123 Street Avenue, City Town, 99999

(123) 555-6789

email@address.com

 

You can set your address, phone number, email and site description in the settings tab.
Link to read me page with more information.

Figüratif resmin toplumsal gerçekçi ustası: Neşet Günal

Resimlerinde, yetiştiği Orta Anadolu’nun hayatı, onun gerçekleri ile bu gerçekleri paylaşan Anadolu insanlarını konu alan ünlü ressamımız Neşet Günal’ın sanat yaşamını ve resimlerini M.S.G.S.Ü Fen-Edebiyat Fakültesi, Sanat Tarihi Bölümü Öğretim Üyesi Doç. Dr. Aykut Gürçağlar kaleme aldı. 

“Çıplak”, 1949, tuval üzerine yağlıboya,  92x74 cm.

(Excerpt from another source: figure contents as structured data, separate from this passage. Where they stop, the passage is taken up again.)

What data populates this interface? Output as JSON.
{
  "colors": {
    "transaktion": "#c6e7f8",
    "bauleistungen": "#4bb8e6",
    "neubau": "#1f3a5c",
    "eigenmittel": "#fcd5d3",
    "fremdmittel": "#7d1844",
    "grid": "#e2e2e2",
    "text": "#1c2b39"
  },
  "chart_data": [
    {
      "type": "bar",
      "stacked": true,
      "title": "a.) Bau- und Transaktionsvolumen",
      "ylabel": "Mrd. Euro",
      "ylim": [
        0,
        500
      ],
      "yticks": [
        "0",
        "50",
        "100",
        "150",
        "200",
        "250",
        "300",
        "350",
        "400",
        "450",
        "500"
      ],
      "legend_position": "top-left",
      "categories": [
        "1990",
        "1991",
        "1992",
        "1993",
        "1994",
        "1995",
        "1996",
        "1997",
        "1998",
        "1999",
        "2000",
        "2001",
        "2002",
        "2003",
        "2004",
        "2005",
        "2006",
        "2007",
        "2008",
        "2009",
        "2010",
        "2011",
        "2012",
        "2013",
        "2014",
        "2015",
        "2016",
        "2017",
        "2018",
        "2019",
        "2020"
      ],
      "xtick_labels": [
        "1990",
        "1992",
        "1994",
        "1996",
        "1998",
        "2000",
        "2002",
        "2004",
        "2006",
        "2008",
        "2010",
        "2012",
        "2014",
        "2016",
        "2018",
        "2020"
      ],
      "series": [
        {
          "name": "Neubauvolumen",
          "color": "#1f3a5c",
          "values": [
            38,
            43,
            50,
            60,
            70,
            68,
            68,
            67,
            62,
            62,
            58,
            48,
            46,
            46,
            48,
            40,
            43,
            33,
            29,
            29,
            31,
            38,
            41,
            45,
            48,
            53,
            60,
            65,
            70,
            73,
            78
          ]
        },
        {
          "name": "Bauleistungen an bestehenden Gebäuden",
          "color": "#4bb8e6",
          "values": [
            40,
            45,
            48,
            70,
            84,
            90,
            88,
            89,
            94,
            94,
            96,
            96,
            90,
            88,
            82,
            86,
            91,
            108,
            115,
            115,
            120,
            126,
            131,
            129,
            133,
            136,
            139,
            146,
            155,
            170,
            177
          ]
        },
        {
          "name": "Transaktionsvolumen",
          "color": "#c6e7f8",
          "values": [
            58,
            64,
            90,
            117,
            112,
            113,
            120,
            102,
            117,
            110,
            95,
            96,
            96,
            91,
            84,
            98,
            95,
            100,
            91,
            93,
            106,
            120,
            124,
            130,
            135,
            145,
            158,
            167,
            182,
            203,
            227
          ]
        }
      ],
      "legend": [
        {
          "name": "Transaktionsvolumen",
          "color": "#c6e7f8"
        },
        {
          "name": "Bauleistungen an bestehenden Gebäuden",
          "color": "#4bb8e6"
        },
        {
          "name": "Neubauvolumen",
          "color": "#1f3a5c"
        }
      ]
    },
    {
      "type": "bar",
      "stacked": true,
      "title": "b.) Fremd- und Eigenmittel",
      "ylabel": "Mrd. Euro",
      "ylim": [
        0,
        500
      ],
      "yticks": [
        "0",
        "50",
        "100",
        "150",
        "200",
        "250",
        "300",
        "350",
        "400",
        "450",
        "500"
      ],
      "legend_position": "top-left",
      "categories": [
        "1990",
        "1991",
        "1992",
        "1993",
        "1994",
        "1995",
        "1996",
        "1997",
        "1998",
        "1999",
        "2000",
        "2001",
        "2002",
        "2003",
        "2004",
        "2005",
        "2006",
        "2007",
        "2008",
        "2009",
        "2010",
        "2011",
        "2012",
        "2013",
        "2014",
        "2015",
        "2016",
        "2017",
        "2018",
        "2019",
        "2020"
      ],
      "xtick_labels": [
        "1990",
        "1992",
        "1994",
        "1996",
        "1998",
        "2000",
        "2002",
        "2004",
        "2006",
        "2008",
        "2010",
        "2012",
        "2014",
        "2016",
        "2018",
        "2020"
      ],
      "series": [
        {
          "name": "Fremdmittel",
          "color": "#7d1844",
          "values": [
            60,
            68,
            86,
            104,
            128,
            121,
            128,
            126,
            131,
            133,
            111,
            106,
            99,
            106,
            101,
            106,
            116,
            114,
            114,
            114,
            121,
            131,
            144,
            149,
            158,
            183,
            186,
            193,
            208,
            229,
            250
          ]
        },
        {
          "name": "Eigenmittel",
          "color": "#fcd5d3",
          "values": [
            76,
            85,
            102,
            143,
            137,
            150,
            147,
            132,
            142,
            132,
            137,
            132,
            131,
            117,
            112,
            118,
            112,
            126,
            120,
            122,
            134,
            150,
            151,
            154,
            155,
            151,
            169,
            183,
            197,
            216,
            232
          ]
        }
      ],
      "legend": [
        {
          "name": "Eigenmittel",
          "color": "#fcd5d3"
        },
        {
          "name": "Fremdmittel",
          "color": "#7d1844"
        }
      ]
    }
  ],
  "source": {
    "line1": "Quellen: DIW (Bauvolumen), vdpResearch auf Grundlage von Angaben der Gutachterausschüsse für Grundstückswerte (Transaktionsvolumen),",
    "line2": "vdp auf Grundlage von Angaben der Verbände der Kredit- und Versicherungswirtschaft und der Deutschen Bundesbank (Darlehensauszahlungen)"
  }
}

Batı geleneğinde resmin geçmişi iki yüzyıldan fazla olmayan ülkemizde, Cumhuriyet rejiminin kurulmasıyla çağdaş sanat hareketlerini daha yakından takip etme gayretlerinin devlet eliyle ve kişisel çabalarla artış kazandığı bir gerçektir. 1950 yılında yapılan genel seçimler sonrasında iktidara gelen Demokrat Parti, tabanında tüccar ve büyük toprak sahiplerinin yer aldığı bir kesimin etkin olduğu bir yapılaşmayı barındırıyordu. Seçim sonrasında yabancı sermayenin etkisiyle bir süre ekonomik hareketleri canlı tutmayı başaran iktidar, endüstriyel kalkınma, ekonomiden devletin müdahaleci tutumunu kaldırma, özel girişimi destekleme vaatlerini yerine getirmeyi başaramamış, kırsal alandan kente göçün hızlı bir şekilde artmasına ve beraberinde ağır toplumsal sorunların ortaya çıkmasına zemin hazırlamıştır. Diğer taraftan iktidar partisinin toplumun çeşitli sınıfları üzerinde kurduğu baskılar, muhalefet partisi olan CHP’nin askeri bir darbeyle hükümetin düşürülmesi fikrini savunması neticesinde ordunun 1960 tarihinde askeri bir darbeyle, seçimle gelmiş bir hükümeti iktidardan uzaklaştırma eylemiyle sonuçlanmıştır. 1960 askeri darbesi ülkede özgürlükçü bir atmosferin oluşmasına yol açarken, 1961 Anayasası ile sendikalaşma gibi bir takım yeni hakların tanınması gündeme gelmiştir. Bu durum 1960’lı yılların Avrupa ve Amerika’sında cereyan eden gençlik hareketinin etkisinin ülkede duyumsanmasını kolaylaştırmış, T.B.M.M.’de bir sosyalist partinin (TİP) ilk kez seçilerek, çalışan kesimlerin seslerini ulusal mecliste daha etkin bir şekilde duyurmaya başlamasını mümkün kılmıştır.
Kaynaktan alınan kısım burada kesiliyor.